We’ve complained that the board of realtors has no short-sale guidance or enforcement.
Well, now they do. The North San Diego County Association of Realtors (NSDCAR) created a task force of local realtors who wrote a guideline package entitled, “Short-Sale Practices and Suggestions”, though they skipped over the most hotly-contested problems.
Unfortunately, they didn’t address the short-sale fraud. There is no mention of a) how many days to keep the listing active in the MLS, b) how to ensure that the home is available to be shown to buyers, and c) how to create an open and fair bidding process.
From page 6 of the listing-agent guidelines:
NOTE- this area of short sale practices seems to be the most heated and debated, with very different opinions, even among legal professionals.
THE PRACTICES LISTED BELOW AND THROUGHOUT THIS DOCUMENT ARE USED BY THE REALTORS® ON THE PANEL AND SHOULD NOT BE CONSIDERED AS LEGAL ADVICE OR RECOMMENDATIONS.
1) INITIAL OFFER(S)
- Present and review all offers with the seller.
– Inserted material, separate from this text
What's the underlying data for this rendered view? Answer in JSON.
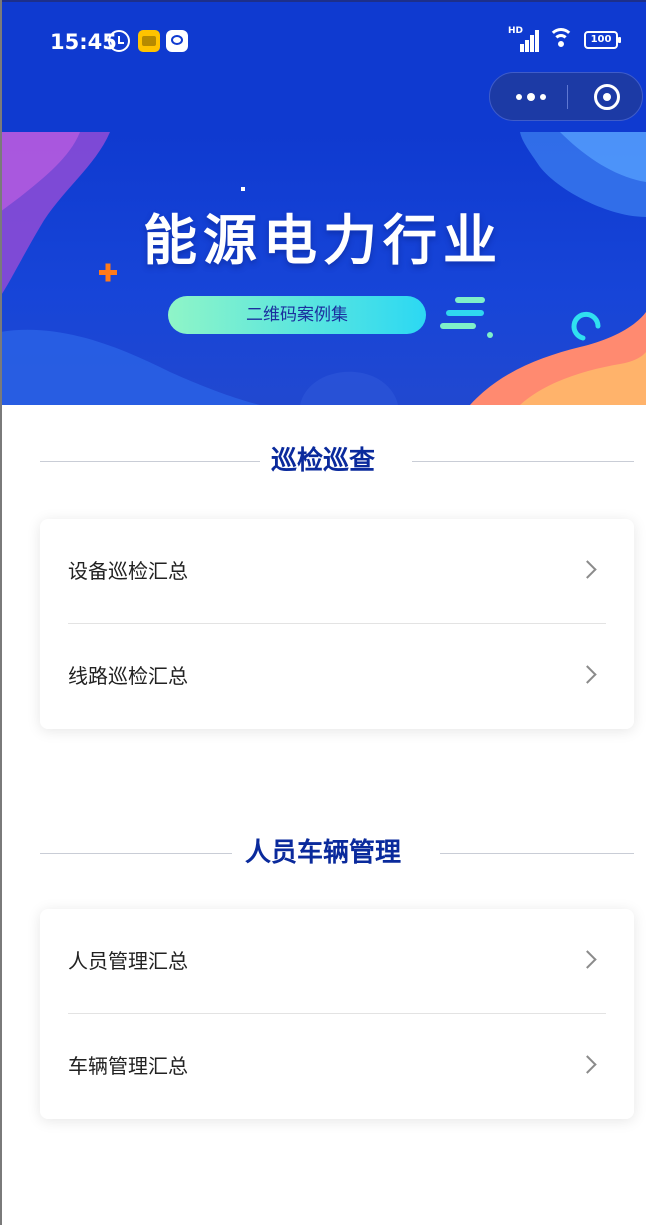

- Remind seller that they are still the legal owners and have the right to accept, reject or counter any offer.
- Be sure that Selling Agent included a Short Sale Addendum with offer, signed by the buyer.
- If not, seller will need to counter form into contract.
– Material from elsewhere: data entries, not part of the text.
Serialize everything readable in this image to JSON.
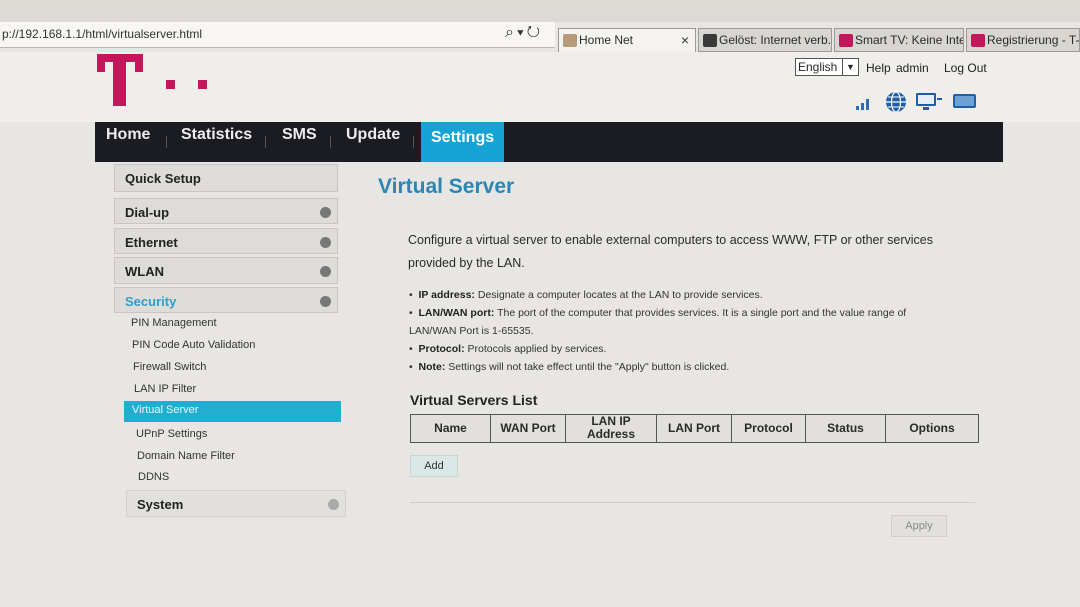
{
  "browser": {
    "url": "p://192.168.1.1/html/virtualserver.html",
    "tabs": [
      {
        "label": "Home Net",
        "close": "×",
        "color": "#b89a78"
      },
      {
        "label": "Gelöst: Internet verb...",
        "color": "#3a3a3a"
      },
      {
        "label": "Smart TV: Keine Inte...",
        "color": "#c2185b"
      },
      {
        "label": "Registrierung - T-M",
        "color": "#c2185b"
      }
    ]
  },
  "header": {
    "language": "English",
    "help": "Help",
    "user": "admin",
    "logout": "Log Out",
    "brand_color": "#c2185b",
    "status_icons": [
      "signal-icon",
      "globe-icon",
      "computer-icon",
      "battery-icon"
    ]
  },
  "nav": {
    "items": [
      "Home",
      "Statistics",
      "SMS",
      "Update",
      "Settings"
    ],
    "active": "Settings",
    "active_color": "#14a3d4"
  },
  "sidebar": {
    "quick_setup": "Quick Setup",
    "dialup": "Dial-up",
    "ethernet": "Ethernet",
    "wlan": "WLAN",
    "security": "Security",
    "security_items": [
      "PIN Management",
      "PIN Code Auto Validation",
      "Firewall Switch",
      "LAN IP Filter",
      "Virtual Server",
      "UPnP Settings",
      "Domain Name Filter",
      "DDNS"
    ],
    "active_item": "Virtual Server",
    "system": "System"
  },
  "main": {
    "title": "Virtual Server",
    "intro_line1": "Configure a virtual server to enable external computers to access WWW, FTP or other services",
    "intro_line2": "provided by the LAN.",
    "bullets": [
      {
        "term": "IP address:",
        "text": "Designate a computer locates at the LAN to provide services."
      },
      {
        "term": "LAN/WAN port:",
        "text": "The port of the computer that provides services. It is a single port and the value range of"
      },
      {
        "term": "",
        "text": "LAN/WAN Port is 1-65535."
      },
      {
        "term": "Protocol:",
        "text": "Protocols applied by services."
      },
      {
        "term": "Note:",
        "text": "Settings will not take effect until the \"Apply\" button is clicked."
      }
    ],
    "list_title": "Virtual Servers List",
    "columns": [
      "Name",
      "WAN Port",
      "LAN IP Address",
      "LAN Port",
      "Protocol",
      "Status",
      "Options"
    ],
    "add_label": "Add",
    "apply_label": "Apply"
  }
}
Most lenders require a Fully Executed contract to be included in the Short Sale Request Submission. So sellers do/should accept an offer that is suitable to them.
It is the belief of this REALTOR® panel that the parties, the process, and the industry is best served when seller accepts and submits one offer from a committed buyer that is at a fair market price for the particular property/market.
TIP: If this is the first offer received and it is the “early” stages of the short sale process it is the opinion of this Task Force that the “will wait” date on the SSA should be at least 45?60 days from offer date. At the time of this draft, many lenders and Federal programs are seeking to reduce the review period. So in the future, this “will wait” date could be reduced accordingly.
TIP: Since most lender approval letters will name the buyer by name, it is important that the seller try to select a buyer that appears to be committed to the process.
TIP: Since any change to the lender’s net settlement will have to be approved, pay close attention to values, comps and appraisal issues when selecting the “best” offer to submit to the lender. Selecting and submitting an offer that is too high and will not likely appraise will cause issues and delays down the road and may even cause the short sale lender to close the file if you can not deliver the “net” settlement listed in its approval letter.
On page 8 of the buyer guidelines they mentioned short-sale scams, and touched on the problems we see daily. To summarize, they basically said, “Don’t be surprised if you get screwed”.
Good luck with those short-sales in the wild, wild west!!